This patient information on Intertrigo is provided by John L. Meisenheimer, M.D. a board certified Dermatologist and skin care specialist based in Orlando, Florida. This information is not intended as a substitute for the medical advice or treatment of a dermatologist or other physician.


Intertrigo is a peculiar disorder of the skin that can occur at any age. Typically it appears as a moist, red or white eruption between the skin folds. It occurs more commonly under the breasts, in the groin, armpits, or between the folds of the belly. There may be some odor associated with the condition.

INTERTRIGOWhat causes it?

Moisture has a tendency to collect between the skin folds. Friction between the two moist opposing skin surfaces causes maceration of the skin. The macerated skin is then easily infected with bacteria and yeast.


Is it dangerous?

For the typical healthy person Intertrigo is a harmless disorder, but it can be very uncomfortable. It is not related to cancer and it does not involve internal organs. 

Can it be cured?

Treatment can often improve Intertrigo, but unless the provoking factors are eliminated (moisture and friction) repeat episodes will continue.

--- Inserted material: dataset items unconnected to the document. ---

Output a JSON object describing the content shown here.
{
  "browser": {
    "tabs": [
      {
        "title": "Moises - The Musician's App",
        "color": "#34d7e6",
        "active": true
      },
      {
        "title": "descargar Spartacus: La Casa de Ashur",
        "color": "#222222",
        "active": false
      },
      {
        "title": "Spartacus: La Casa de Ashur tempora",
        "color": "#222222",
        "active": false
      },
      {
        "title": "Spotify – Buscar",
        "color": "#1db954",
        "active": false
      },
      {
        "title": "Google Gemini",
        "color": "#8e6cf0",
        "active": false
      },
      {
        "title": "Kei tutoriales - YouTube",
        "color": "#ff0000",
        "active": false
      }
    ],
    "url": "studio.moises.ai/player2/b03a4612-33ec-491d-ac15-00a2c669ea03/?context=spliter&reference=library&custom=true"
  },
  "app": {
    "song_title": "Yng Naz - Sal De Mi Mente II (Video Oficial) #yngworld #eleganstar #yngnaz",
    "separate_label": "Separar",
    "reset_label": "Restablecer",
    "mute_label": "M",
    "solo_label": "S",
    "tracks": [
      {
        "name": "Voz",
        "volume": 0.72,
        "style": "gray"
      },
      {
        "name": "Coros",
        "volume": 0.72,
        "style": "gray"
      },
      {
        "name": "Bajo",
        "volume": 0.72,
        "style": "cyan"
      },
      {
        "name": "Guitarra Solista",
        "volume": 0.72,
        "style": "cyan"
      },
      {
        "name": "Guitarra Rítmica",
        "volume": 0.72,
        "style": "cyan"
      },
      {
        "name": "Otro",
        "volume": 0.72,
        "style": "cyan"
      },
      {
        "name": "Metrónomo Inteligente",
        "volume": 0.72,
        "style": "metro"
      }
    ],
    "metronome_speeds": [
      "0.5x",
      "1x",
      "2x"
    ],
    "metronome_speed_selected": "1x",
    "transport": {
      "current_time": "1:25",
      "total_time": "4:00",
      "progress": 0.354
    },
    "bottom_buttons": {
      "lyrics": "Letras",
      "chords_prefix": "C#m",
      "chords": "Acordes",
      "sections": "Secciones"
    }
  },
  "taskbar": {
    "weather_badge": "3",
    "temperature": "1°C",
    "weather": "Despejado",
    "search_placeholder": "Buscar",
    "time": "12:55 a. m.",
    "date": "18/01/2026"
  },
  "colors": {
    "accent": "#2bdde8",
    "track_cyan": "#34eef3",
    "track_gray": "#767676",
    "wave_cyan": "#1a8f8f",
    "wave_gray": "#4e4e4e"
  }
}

What home care should I use?

  1. Keep areas dry, you may want to blow dry 2-3 times a day. 
  2. An antiperspirant may also help keep skin dry in the folds once the area has healed. I recommend trying Certain-Dri Antiperspirant roll-on.
  3. Try to keep skin from contacting skin. If under the breasts a good support bra is needed. 
  4. Use medicated powder in the affected areas on a daily basis. This helps keep the areas dry. I have recommended Zeasorb AF powder for years. This medicated powder contains antifungals which suppress fungus growth.
  5. Secondary Yeast infections can be treated with Lamisil cream this does not need a prescription and is very effective for control.

INTERTRIGOWill it spread?

It stays localized to areas between skin folds.

It is contagious?

Intertrigo is not contagious, but the bacteria and yeast overgrowth may be infectious to susceptible people.